Il n’y a plus cette perspective historique à l’Unef, qui est désormais davantage un supplétif des luttes intersectionnelles, antidiscrimination

Fortement inscrite dans des combats de gauche depuis sa création en 1907, l'Unef a accordé une place croissante aux luttes intersectionnelles ces dernières années. Au point de les substituer aux autres ? «L’Unef s’est progressivement appropriée la déconstruction par une espèce d’OPA intellectuelle nord-américaine de la pensée déconstructionniste sur une pensée de gauche traditionnellement marxiste. C’est un remplacement idéologique», déplore Paul Melun, président de la section Unef de SciencesPo Bordeaux entre 2014 et 2016. Très critique sur l'état actuel du syndicat, il rappelle qu'à «l’origine, l'Unef était un syndicat anticapitaliste, qui avait eu des sympathies et accointances avec les maoïstes, les trotskystes, la Révolution de 1917...» «Tout cela semble bien loin. Il n’y a plus cette perspective historique à l’Unef, qui est désormais davantage un supplétif des luttes intersectionnelles, antidiscrimination», note Paul Melun, aujourd'hui essayiste et commentateur politique.

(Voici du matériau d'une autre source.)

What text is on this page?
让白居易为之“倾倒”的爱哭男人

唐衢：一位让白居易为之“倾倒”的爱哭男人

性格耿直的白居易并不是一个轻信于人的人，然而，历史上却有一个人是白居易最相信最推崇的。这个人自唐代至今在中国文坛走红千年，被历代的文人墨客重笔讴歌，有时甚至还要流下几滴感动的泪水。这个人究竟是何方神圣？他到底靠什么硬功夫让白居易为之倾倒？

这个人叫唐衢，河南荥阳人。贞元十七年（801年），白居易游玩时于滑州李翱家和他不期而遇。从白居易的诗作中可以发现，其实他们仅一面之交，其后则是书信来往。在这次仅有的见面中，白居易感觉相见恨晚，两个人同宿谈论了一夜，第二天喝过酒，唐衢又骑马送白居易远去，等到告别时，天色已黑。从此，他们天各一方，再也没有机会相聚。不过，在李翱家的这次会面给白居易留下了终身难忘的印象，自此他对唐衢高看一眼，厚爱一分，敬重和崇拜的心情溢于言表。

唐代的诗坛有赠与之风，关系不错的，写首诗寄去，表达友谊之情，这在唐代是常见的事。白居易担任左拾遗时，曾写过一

J’aurais envie de pouvoir leur dire, sans me faire traiter de boomer, ou de «petit Blanc», qu’en tant qu’universaliste et camarade, ils font fausse route

Responsable Unef-id (une branche de l'Unef qui était alors divisée en deux branches) de la région Provence Alpes-Côte d'Azur entre 1992 et 1998 et élu au conseil d’administration de l'université Aix-Marseille 3 durant cette période, Boris Faure se dit pour sa part triste de l'évolution de l'Unef avec «cette minorité idéologique qui a pris la main sur le syndicat» : «J’aurais envie de pouvoir leur dire, sans me faire traiter de boomer, ou de "petit Blanc", qu’en tant qu’universaliste et camarade, ils font fausse route et ce n’est pas comme ça qu’ils vont résoudre le problème étudiant.» «On ne résout rien en divisant. Je ne vois pas mes enfants s’engager dans une Unef racialisée, indigéniste, victimaire», ajoute le socialiste qui présume que les actuels cadres de l'organisation «ne doivent pas se rendre compte qu’ils abordent des thèmes qui sont minoritaires dans l’opinion étudiante». Il pense à cette ancienne présidente de l'Unef à Paris IV et actuelle vice-présidente nationale, Maryam Pougetoux. Celle-ci a notamment suscité de vives réactions politiques et médiatiques en apparaissant publiquement, durant une interview télévisée ou lors d'une commission d'enquête au sein de l'Assemblée nationale, vêtue d'un hijab. «Cette jeune vice-présidente de l’Unef avec son voile, quel message veut-elle faire passer ? Est-ce que c’est cela l’émancipation pour elle... porter un voile ?», s'interroge Boris Faure.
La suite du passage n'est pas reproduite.